Chandra Iswinarno, Novian Ardiansyah

Selasa, 01 Maret 2022 | 14:56 WIB
Elite-elite Parpol Sengaja Ingin Tunda Pemilu untuk Dapat Waktu Naikan Elektabilitas Jadi Capres-Cawapres
Ilustrasi politisi gaungkan penundaan pemilu 2024. (Suara.com/Ema Rohimah)

Suara.com - Direktur Lembaga Studi Visi Nusantara (LS-Vinus) Deni Gunawan menilai ada kepentingan jangka pendek dari mencuatnya wacana penundaan Pemilu 2024.

Ia mengatakan, penundaan Pemilu 2024 dengan alasan ekonomi hanya menjadi dalih semata.

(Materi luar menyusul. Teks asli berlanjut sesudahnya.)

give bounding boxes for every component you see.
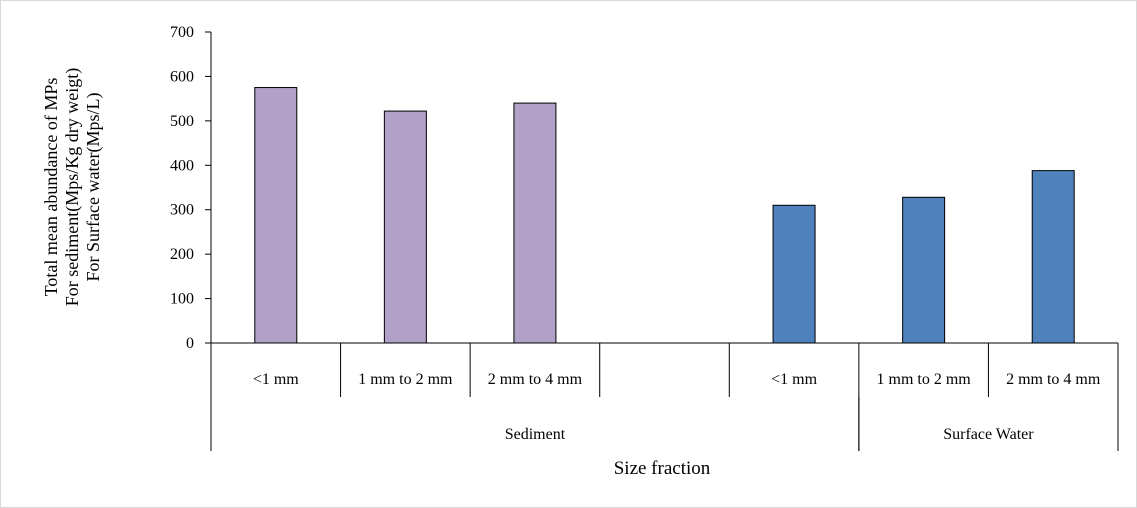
y-tick-label: 400 [170,157,194,174]
y-tick-label: 700 [170,24,194,41]
y-axis-label-line-2: For sediment(Mps/Kg dry weigt) [62,68,83,306]
x-group-label: Sediment [505,426,566,443]
y-axis-label: Total mean abundance of MPs For sediment… [41,68,104,306]
y-tick-label: 300 [170,202,194,219]
bar [902,196,946,344]
y-tick-label: 200 [170,246,194,263]
bar [1031,170,1075,344]
bar [254,87,298,344]
y-axis-label-line-3: For Surface water(Mps/L) [83,93,104,282]
y-tick-label: 500 [170,113,194,130]
bar [383,110,427,344]
x-tick-label: <1 mm [771,371,817,388]
y-tick-label: 100 [170,291,194,308]
y-tick-label: 600 [170,68,194,85]
x-axis: <1 mm 1 mm to 2 mm 2 mm to 4 mm <1 mm 1 mm t… [210,342,1119,451]
y-tick-label: 0 [186,335,194,352]
x-tick-label: 2 mm to 4 mm [1006,371,1101,388]
y-axis-label-line-1: Total mean abundance of MPs [41,78,61,297]
y-axis: 0 100 200 300 400 500 600 700 [170,24,212,352]
x-tick-label: <1 mm [253,371,299,388]
x-tick-label: 1 mm to 2 mm [358,371,453,388]
x-axis-label: Size fraction [614,458,711,479]
x-tick-label: 1 mm to 2 mm [877,371,972,388]
bar [772,204,816,344]
x-tick-label: 2 mm to 4 mm [488,371,583,388]
x-group-label: Surface Water [943,426,1034,443]
bars [254,87,1075,344]
bar [513,102,557,344]
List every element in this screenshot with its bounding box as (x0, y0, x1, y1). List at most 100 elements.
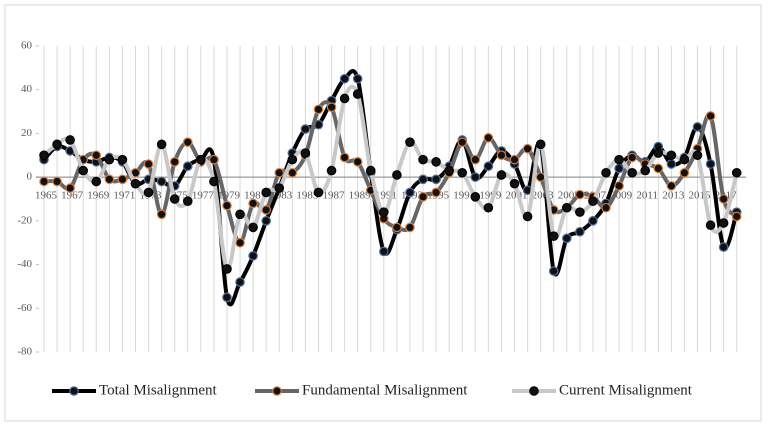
point-marker (117, 154, 128, 165)
point-marker (444, 165, 454, 176)
point-marker (379, 207, 389, 217)
point-marker (143, 187, 154, 198)
x-tick-label: 1977 (192, 190, 215, 202)
point-marker (39, 176, 49, 187)
point-marker (326, 165, 337, 176)
x-tick-label: 1989 (349, 190, 372, 202)
point-marker (483, 161, 494, 172)
point-marker (248, 222, 258, 233)
point-marker (313, 104, 324, 115)
point-marker (601, 167, 611, 178)
point-marker (418, 174, 428, 185)
point-marker (222, 200, 232, 211)
point-marker (627, 167, 637, 178)
point-marker (143, 159, 154, 169)
point-marker (261, 205, 271, 215)
point-marker (431, 174, 441, 185)
point-marker (339, 93, 350, 104)
point-marker (222, 292, 232, 303)
y-tick-label: -80 (17, 346, 32, 358)
point-marker (575, 189, 585, 200)
point-marker (52, 176, 62, 187)
point-marker (182, 137, 193, 147)
point-marker (522, 211, 533, 222)
point-marker (365, 165, 376, 176)
point-marker (561, 202, 572, 213)
point-marker (248, 198, 258, 209)
point-marker (169, 157, 180, 167)
point-marker (535, 172, 546, 182)
point-marker (379, 246, 389, 257)
point-marker (627, 152, 637, 163)
x-tick-label: 1987 (323, 190, 346, 202)
x-tick-label: 1967 (61, 190, 84, 202)
point-marker (339, 152, 350, 163)
point-marker (731, 167, 742, 178)
point-marker (679, 154, 690, 165)
point-marker (222, 264, 232, 274)
point-marker (718, 218, 729, 228)
point-marker (78, 165, 89, 176)
point-marker (65, 135, 75, 145)
y-tick-label: 0 (27, 171, 33, 183)
point-marker (575, 207, 585, 217)
point-marker (535, 139, 546, 150)
point-marker (666, 181, 677, 191)
point-marker (130, 178, 141, 189)
x-tick-label: 2011 (636, 190, 658, 202)
y-tick-label: -20 (17, 214, 32, 226)
point-marker (261, 187, 271, 198)
x-tick-label: 1985 (296, 190, 319, 202)
point-marker (614, 154, 624, 165)
point-marker (261, 216, 271, 226)
point-marker (352, 73, 363, 84)
y-tick-label: 40 (21, 83, 33, 95)
point-marker (392, 222, 402, 233)
point-marker (418, 154, 428, 165)
point-marker (91, 176, 102, 187)
legend-label: Fundamental Misalignment (302, 382, 468, 398)
point-marker (705, 220, 716, 231)
point-marker (352, 157, 363, 167)
point-marker (182, 196, 193, 206)
point-marker (614, 181, 624, 191)
legend-marker (529, 386, 539, 396)
point-marker (300, 124, 311, 134)
legend-marker (272, 386, 282, 396)
point-marker (588, 196, 598, 206)
point-marker (405, 222, 415, 233)
point-marker (196, 154, 206, 165)
point-marker (666, 159, 677, 169)
point-marker (287, 154, 298, 165)
point-marker (640, 165, 651, 176)
point-marker (457, 167, 468, 178)
point-marker (470, 154, 481, 165)
point-marker (104, 154, 115, 165)
point-marker (470, 192, 481, 202)
x-tick-label: 1971 (113, 190, 135, 202)
point-marker (156, 139, 167, 150)
point-marker (235, 209, 245, 220)
point-marker (156, 176, 167, 187)
point-marker (509, 178, 520, 189)
x-tick-label: 2013 (662, 190, 685, 202)
legend-marker (69, 386, 79, 396)
point-marker (705, 111, 716, 121)
point-marker (718, 242, 729, 252)
point-marker (509, 154, 520, 165)
x-tick-label: 1997 (453, 190, 476, 202)
point-marker (679, 167, 690, 178)
point-marker (52, 139, 62, 150)
point-marker (182, 161, 193, 172)
point-marker (169, 194, 180, 204)
point-marker (718, 194, 729, 204)
point-marker (666, 150, 677, 161)
point-marker (248, 251, 258, 261)
point-marker (405, 187, 415, 198)
point-marker (470, 172, 481, 182)
y-tick-label: -60 (17, 302, 32, 314)
point-marker (431, 157, 441, 167)
point-marker (39, 150, 49, 161)
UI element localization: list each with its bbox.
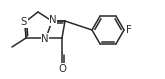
Text: N: N [41,34,49,44]
Text: F: F [126,25,132,35]
Text: N: N [49,15,57,25]
Text: S: S [21,17,27,27]
Text: O: O [58,64,66,74]
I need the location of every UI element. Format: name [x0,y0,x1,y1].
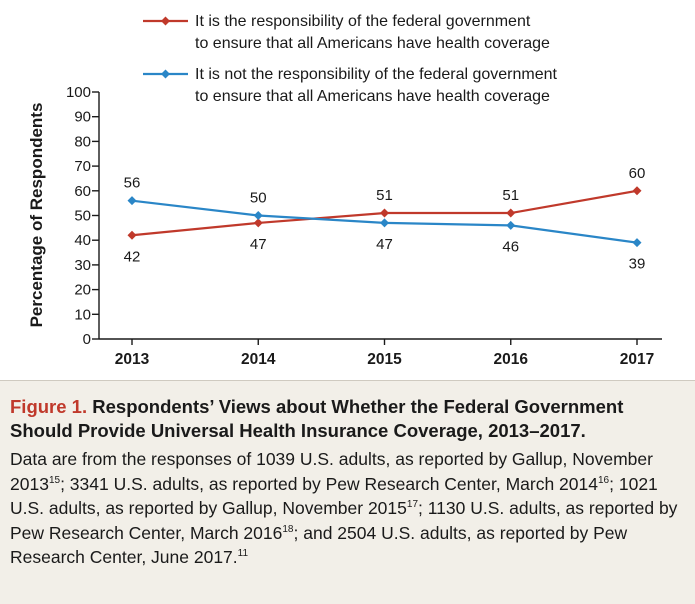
data-label: 47 [250,236,267,253]
reference-superscript: 17 [406,499,419,511]
caption-segment: ; 3341 U.S. adults, as reported by Pew R… [60,473,598,494]
data-point [127,230,137,240]
legend-marker [161,16,170,26]
figure-label: Figure 1. [10,396,88,417]
y-tick-label: 40 [74,232,91,249]
data-point [253,211,263,220]
x-tick-label: 2016 [494,351,529,368]
data-label: 47 [376,236,393,253]
reference-superscript: 16 [598,474,610,486]
reference-superscript: 18 [282,523,294,535]
y-tick-label: 90 [74,109,91,126]
data-point [253,218,263,228]
legend-label-line2: to ensure that all Americans have health… [195,35,550,52]
data-label: 50 [250,190,267,207]
caption-title: Figure 1. Respondents’ Views about Wheth… [10,395,683,443]
y-tick-label: 10 [74,306,91,323]
x-tick-label: 2014 [241,351,276,368]
caption-segment: ; 1021 U.S. adults, as reported by Gallu… [10,473,658,519]
reference-superscript: 11 [237,548,249,560]
data-label: 60 [629,165,646,182]
caption-segment: Data are from the responses of 1039 U.S.… [10,449,653,494]
line-chart: It is the responsibility of the federal … [27,13,662,368]
caption-segment: ; 1130 U.S. adults, as reported by Pew R… [10,498,678,543]
x-tick-label: 2013 [115,351,150,368]
y-tick-label: 60 [74,183,91,200]
data-point [380,208,389,218]
data-point [632,186,642,196]
chart-svg: It is the responsibility of the federal … [27,13,662,368]
reference-superscript: 15 [48,474,61,486]
data-point [506,220,516,230]
caption-body: Data are from the responses of 1039 U.S.… [10,447,683,570]
legend-label-line2: to ensure that all Americans have health… [195,88,550,105]
legend-label: It is not the responsibility of the fede… [195,66,558,83]
y-tick-label: 80 [74,133,91,150]
data-point [632,238,642,248]
y-tick-label: 70 [74,158,91,175]
data-label: 39 [629,256,646,273]
data-label: 42 [124,248,141,265]
y-tick-label: 30 [74,257,91,274]
y-tick-label: 100 [66,84,91,101]
data-label: 51 [502,187,519,204]
caption-segment: ; and 2504 U.S. adults, as reported by P… [10,522,628,568]
data-label: 51 [376,187,393,204]
y-tick-label: 50 [74,208,91,225]
series-layer: 42 47 51 51 60 56 50 47 46 39 [124,165,646,273]
data-point [380,218,389,228]
legend-label: It is the responsibility of the federal … [195,13,531,30]
x-tick-label: 2015 [367,351,402,368]
legend-marker [161,69,170,79]
data-point [506,208,516,218]
figure-caption: Figure 1. Respondents’ Views about Wheth… [0,380,695,604]
y-axis-label: Percentage of Respondents [27,103,46,328]
data-label: 46 [502,238,519,255]
x-tick-label: 2017 [620,351,654,368]
data-label: 56 [124,175,141,192]
y-tick-label: 20 [74,282,91,299]
caption-heading: Respondents’ Views about Whether the Fed… [10,396,624,441]
axes: 0 10 20 30 40 50 60 70 80 90 100 2013 2014 2015 2016 20… [66,84,662,368]
data-point [127,196,137,206]
y-tick-label: 0 [83,331,91,348]
legend: It is the responsibility of the federal … [143,13,558,105]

"Tapi ada kepentingan-kepentingan untuk tertentu. Kepentingan jangka pendek para politisi untuk melanggengkan kekuasannya," kata Deni secara daring dalam sebuah webinar pada Selasa (1/3/2022).

Salah satu alasan yang membuat politisi ramai mewacanakan tunda Pemilu ialah lantaran para elektabilitas sejumlah politisi yang masih rendah.

Untuk diketahui, sejumlah pimpinan parpol misalnya berniat maju menjadi capres, tetapi di satu sisi elektabilitas mereka masih rendah.

"Jadi saya kira ada alasan lain bahwa mereka tadi seperti disampaikan elektabilitas calon-calonnya belum masuk dalam survei dalam sebagainya seperti itu," kata Deni.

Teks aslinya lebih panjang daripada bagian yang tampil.